Solar Splash team perseveres at world championship

June 20, 2014

solar splash1
(During the first sprint heat, U of R got off the line quicker than World Champion Cedarville; narrowly missing a T-Bone collision as the Cedarville Boat lost control due to hitting U of R's wake​.)

What do you do when your boat springs a leak 45 minutes before a competition?

Improvise!

Members of the University of Rochester Solar Splash team did just that recently at the World Championships of solar/electric boating in Dayton, Ohio.

“When we first put the boat in, a lot of water was coming in,” said rising sophomore Edward Ruppel. “It would have sunk,” added Steven Tau, rising junior.

So team members, including Kelly Chang, a rising sophomore, placed about three pounds of epoxy and lots of expandable foam in key spots to seal the bottom. Ruppel borrowed an oil seal from another team, cut off the end of a caulk gun and tie wrapped it around the drive shaft log/stuffing box to seal off water entering there.

    The repairs worked, the team managed to finish seventh overall among the 10 teams entered – and it received the Perseverance Award.
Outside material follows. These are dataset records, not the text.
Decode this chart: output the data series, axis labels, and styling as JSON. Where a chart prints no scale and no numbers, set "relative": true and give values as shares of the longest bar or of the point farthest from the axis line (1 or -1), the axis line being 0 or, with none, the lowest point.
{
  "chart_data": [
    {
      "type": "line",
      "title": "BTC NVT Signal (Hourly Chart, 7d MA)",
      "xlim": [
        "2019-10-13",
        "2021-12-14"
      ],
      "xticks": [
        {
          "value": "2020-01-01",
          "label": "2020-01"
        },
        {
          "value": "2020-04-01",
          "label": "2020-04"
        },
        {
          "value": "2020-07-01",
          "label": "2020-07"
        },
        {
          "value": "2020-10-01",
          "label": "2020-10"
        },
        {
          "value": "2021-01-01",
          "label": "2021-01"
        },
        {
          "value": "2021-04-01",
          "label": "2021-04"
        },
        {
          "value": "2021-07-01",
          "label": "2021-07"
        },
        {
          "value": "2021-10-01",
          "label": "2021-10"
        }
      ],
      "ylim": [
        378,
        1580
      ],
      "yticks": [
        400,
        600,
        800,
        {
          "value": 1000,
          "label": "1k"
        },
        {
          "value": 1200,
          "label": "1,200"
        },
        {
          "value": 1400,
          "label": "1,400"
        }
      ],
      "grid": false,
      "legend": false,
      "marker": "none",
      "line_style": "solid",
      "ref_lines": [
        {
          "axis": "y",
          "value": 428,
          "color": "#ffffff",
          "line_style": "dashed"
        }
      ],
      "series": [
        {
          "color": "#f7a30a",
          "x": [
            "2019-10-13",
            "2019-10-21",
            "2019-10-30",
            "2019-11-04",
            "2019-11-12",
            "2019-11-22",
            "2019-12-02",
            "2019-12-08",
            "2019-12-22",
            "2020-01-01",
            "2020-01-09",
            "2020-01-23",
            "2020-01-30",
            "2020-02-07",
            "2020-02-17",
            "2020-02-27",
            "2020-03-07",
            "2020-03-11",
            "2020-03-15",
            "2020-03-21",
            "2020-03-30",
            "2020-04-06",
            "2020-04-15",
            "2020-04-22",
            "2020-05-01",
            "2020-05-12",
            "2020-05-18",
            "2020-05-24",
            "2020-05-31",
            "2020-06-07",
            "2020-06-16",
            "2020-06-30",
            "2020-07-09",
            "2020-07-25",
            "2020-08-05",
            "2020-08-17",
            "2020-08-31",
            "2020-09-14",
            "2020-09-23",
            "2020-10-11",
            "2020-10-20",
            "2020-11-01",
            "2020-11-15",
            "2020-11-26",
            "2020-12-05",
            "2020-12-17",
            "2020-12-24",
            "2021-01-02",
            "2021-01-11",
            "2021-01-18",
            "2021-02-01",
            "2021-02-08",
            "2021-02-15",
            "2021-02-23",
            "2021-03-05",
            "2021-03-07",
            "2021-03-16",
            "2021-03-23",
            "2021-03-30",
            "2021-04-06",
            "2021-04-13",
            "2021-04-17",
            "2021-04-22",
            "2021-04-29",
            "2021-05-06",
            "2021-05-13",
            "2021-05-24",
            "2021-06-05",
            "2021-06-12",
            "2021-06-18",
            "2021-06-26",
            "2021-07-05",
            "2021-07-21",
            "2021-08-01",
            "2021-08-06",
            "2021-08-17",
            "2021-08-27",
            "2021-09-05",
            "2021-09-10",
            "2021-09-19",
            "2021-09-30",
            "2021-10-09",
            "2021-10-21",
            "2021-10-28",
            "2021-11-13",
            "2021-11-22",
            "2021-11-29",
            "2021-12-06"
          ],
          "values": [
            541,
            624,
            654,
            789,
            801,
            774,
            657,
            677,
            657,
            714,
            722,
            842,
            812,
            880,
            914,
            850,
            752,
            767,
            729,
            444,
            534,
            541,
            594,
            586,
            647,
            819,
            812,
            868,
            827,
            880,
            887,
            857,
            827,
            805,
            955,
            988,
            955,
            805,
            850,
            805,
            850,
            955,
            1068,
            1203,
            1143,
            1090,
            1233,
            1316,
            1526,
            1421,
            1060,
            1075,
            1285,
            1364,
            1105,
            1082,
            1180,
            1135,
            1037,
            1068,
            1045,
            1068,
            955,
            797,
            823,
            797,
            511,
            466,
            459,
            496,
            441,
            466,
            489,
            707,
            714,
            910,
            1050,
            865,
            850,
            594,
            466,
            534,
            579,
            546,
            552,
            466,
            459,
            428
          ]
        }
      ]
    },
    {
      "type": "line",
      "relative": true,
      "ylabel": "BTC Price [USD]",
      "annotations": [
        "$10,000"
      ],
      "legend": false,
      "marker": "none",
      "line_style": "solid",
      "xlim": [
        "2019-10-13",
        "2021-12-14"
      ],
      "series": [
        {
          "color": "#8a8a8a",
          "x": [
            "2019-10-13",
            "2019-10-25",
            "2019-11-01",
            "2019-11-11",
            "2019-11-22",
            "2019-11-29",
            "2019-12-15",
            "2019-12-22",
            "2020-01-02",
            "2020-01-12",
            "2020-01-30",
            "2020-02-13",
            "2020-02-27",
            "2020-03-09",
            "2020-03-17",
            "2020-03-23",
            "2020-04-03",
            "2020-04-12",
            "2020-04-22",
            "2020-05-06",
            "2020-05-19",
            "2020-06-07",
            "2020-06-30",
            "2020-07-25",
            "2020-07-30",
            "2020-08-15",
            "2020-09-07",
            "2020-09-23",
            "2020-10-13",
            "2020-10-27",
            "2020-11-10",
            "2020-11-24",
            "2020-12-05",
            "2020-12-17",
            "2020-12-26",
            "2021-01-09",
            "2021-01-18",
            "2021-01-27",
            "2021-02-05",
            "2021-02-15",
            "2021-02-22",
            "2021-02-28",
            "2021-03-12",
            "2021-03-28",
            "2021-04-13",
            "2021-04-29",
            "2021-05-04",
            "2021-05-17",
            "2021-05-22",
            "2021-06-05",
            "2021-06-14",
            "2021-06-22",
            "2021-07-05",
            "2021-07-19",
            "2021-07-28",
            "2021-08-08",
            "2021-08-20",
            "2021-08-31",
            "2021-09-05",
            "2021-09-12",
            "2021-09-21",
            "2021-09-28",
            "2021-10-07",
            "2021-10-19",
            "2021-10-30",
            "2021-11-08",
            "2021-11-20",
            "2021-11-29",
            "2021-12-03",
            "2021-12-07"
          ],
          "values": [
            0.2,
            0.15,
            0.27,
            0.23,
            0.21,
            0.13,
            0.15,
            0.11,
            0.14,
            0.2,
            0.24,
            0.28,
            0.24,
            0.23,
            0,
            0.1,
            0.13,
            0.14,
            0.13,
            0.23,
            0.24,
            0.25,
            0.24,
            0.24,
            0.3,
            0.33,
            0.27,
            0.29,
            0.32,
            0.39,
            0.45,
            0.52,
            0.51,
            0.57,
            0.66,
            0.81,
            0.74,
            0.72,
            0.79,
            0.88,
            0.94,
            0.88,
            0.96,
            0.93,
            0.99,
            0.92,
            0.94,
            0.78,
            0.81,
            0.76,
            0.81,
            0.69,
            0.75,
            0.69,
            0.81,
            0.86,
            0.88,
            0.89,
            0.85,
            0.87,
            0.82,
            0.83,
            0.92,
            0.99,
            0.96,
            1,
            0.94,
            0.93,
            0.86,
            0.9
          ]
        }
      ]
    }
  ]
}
Not to mention two second-place finishes for outstanding technical report and visual display. “Our students were excellent ambassadors for the U of R,” said co-adviser Scott Russell, a Senior Technical Associate in the Department of Mechanical Engineering who accompanied the team to Dayton. (Stephen J. Burns, Professor of Mechanical Engineering and of Materials Science, is the team’s faculty advisor.)

    It was all good experience for a young team looking to build its membership this coming school year.

    The Solar Splash program, sponsored by IEEE and the Power Electronics Society, with support from the American Society of Mechanical Engineers, challenges teams of college students to design and build solar-powered boats that can compete in three key events: endurance, sprint and slalom.

       “You can’t make just a speed boat or just a battleship,” Ruppel said. “You have to come to a happy medium. It’s very hard to make something simple,” he added. “It’s very easy to overcomplicate this boat, and once you overcomplicate it, it will just sink.”

      With Tau, Ruppel and Chang all planning to remain on the team, a key goal this school year will be to attract – and retain – additional students, so there will be a core of experienced team members to carry on when seniors graduate. That’s been a problem in the past; this school year, for example, there was no carryover of members from previous years. Team members were pretty much starting fresh. Though as many as five to seven students at a time helped out at various points during the school year, Tau, Ruppel and Chang were the core members.

     This fall, they’ll make the same pitch to incoming students as the UR’s Baja SAE Team, which builds an off-road vehicle for competition: This is a great opportunity to gain hands-on engineering experience. And not just in designing and building a boat, but in the nitty-gritty of planning for competition, making deadlines, and getting the boat there safely.

    Who are they looking for?

     “Those who are really passionate about building something, and making it their own, are the ones who will stick around and really get the most out of the club ,” Tau said.

splash team 

(The University of Rochester Team posing with the awards won and the URSS AMUN-RA​​​​. From left to right; Edward Ruppel ('17 BME), Steven Tau ('16 ChemE), Kelly Chang ('17 MechE), Aidan Russell, Scott Russell​. The UR’s Solar Splash boat is 17 ½ feet long with rudder, and weighs 700 to 800 pounds with a skipper aboard.)